6 years ago today, we got engaged! What I knew at that time: I wanted to be with him for the rest of my life and he would be a great husband. He would protect me and make me laugh. He would provide for me and teach me new things. He would take me out on dates and on exotic trips. I didn’t fully know what to expect, but I was right about these things.
What I didn’t know at the time:
- Marriage is truly a forever-thing, and that means that it’s not like a Hallmark channel movie where romance is layered into every scenario. When you’re dating, there’s enough separation between the two of you to amplify the romantic feelings and situations. Think about it: when you’re dating, you might be planning to go on a date on Friday night. You get through the work day and are excited about what’s to come, thinking about what you will wear. He sends a text message with an emoji saying that he’s excited, too. He picks you up and then pays for dinner at the end of the night. Fast forward to when you’re married; you both wake up together and start your individual morning routines. You probably check in at least once during the day about pets or finances. And then you are home together doing your individual ‘relaxation’ routines post-work, pick up the dirty socks, before you get dressed to go out on a date. You ride there together and pay from your shared bank account before you come home together. While things can still be romantic, it’s in a different (yet still very comforting) way.

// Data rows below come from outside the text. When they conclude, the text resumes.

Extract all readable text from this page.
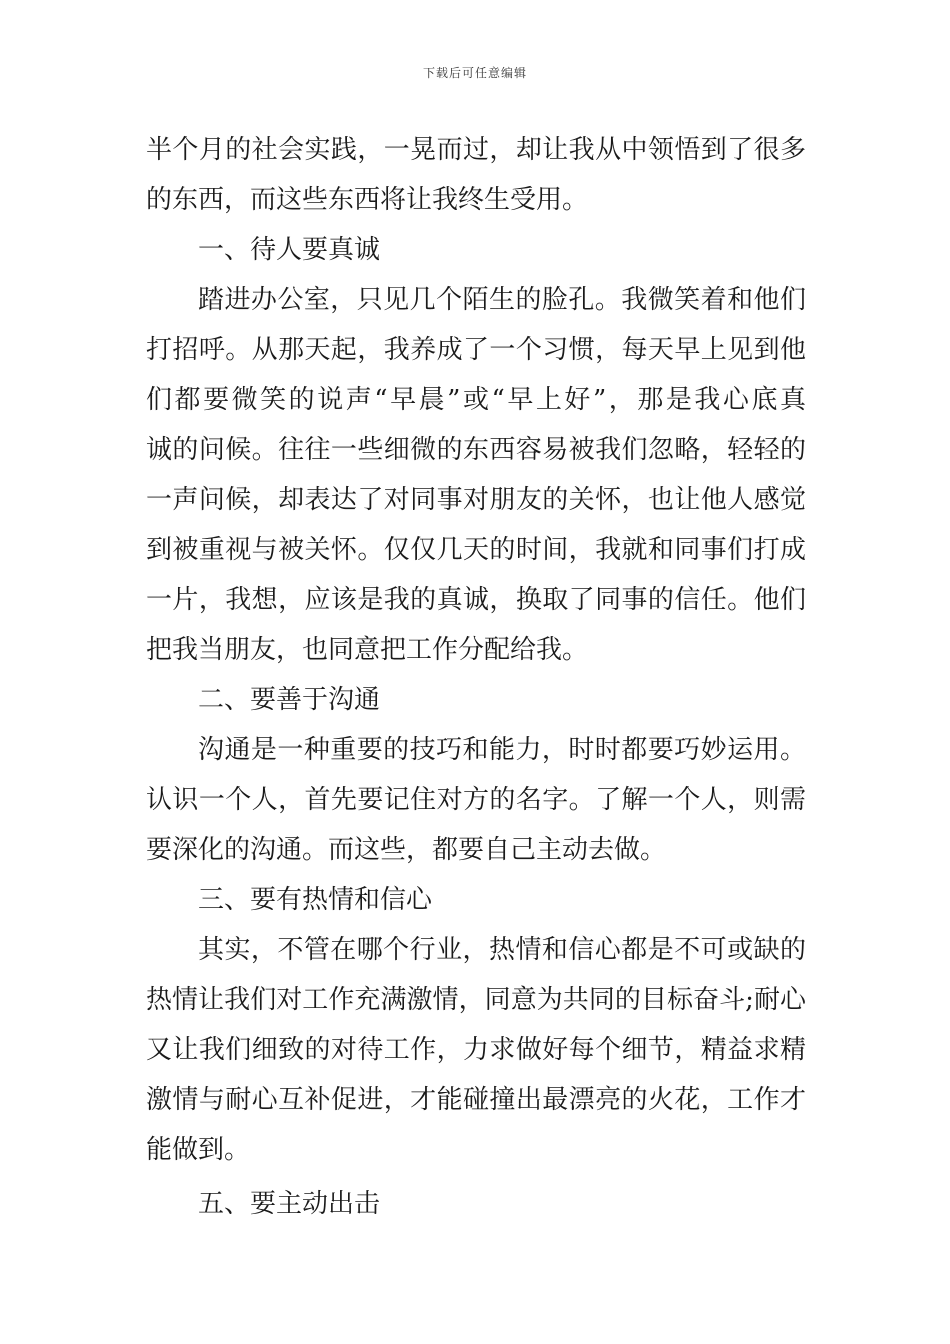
下载后可任意编辑
半个月的社会实践，一晃而过，却让我从中领悟到了很多
的东西，而这些东西将让我终生受用。
一、待人要真诚
踏进办公室，只见几个陌生的脸孔。我微笑着和他们
打招呼。从那天起，我养成了一个习惯，每天早上见到他
们都要微笑的说声“早晨”或“早上好”，那是我心底真
诚的问候。往往一些细微的东西容易被我们忽略，轻轻的
一声问候，却表达了对同事对朋友的关怀，也让他人感觉
到被重视与被关怀。仅仅几天的时间，我就和同事们打成
一片，我想，应该是我的真诚，换取了同事的信任。他们
把我当朋友，也同意把工作分配给我。
二、要善于沟通
沟通是一种重要的技巧和能力，时时都要巧妙运用。
认识一个人，首先要记住对方的名字。了解一个人，则需
要深化的沟通。而这些，都要自己主动去做。
三、要有热情和信心
其实，不管在哪个行业，热情和信心都是不可或缺的
热情让我们对工作充满激情，同意为共同的目标奋斗;耐心
又让我们细致的对待工作，力求做好每个细节，精益求精
激情与耐心互补促进，才能碰撞出最漂亮的火花，工作才
能做到。
五、要主动出击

- I always heard that learning to compromise was a big part of marriage but I didn’t fully understand what that meant. This isn’t about who is going to do the dishes or how you will share your groceries. It’s about getting used to each others habits, families, and cultures, and knowing that they come to you with an entire life that was before you. They are shaped by their past, they saw examples of compromise, life and relationship norms, from people around them, and their view on relationships is likely very different from what you once knew.
- News flash: people change! Marriage will change you simply because life changes you. It can be for the best or in negative ways and will happen to you both so it’s important to keep each other accountable. Think about it…if you were the same person 5, 10, 50 years into marriage, does that mean that you are growing? No. As individuals change, so will the relationship, and that’s ok!
- It’s not as much that marriage is hard but that life is hard, and marriage means there are DOUBLE the joys or the challenges. While one might be on the highest high, the other could be in the deepest valley. You then share the load and support each other in the best way you know how.
Marriage is a beautiful thing and I am thankful for my life partner. I wanted ‘the ring’ so bad and am thankful that he got down on one knee 6 years ago. There was so much hope and anticipation leading up to this day and it then allowed me to have one year and two months planning for the very best day of my life.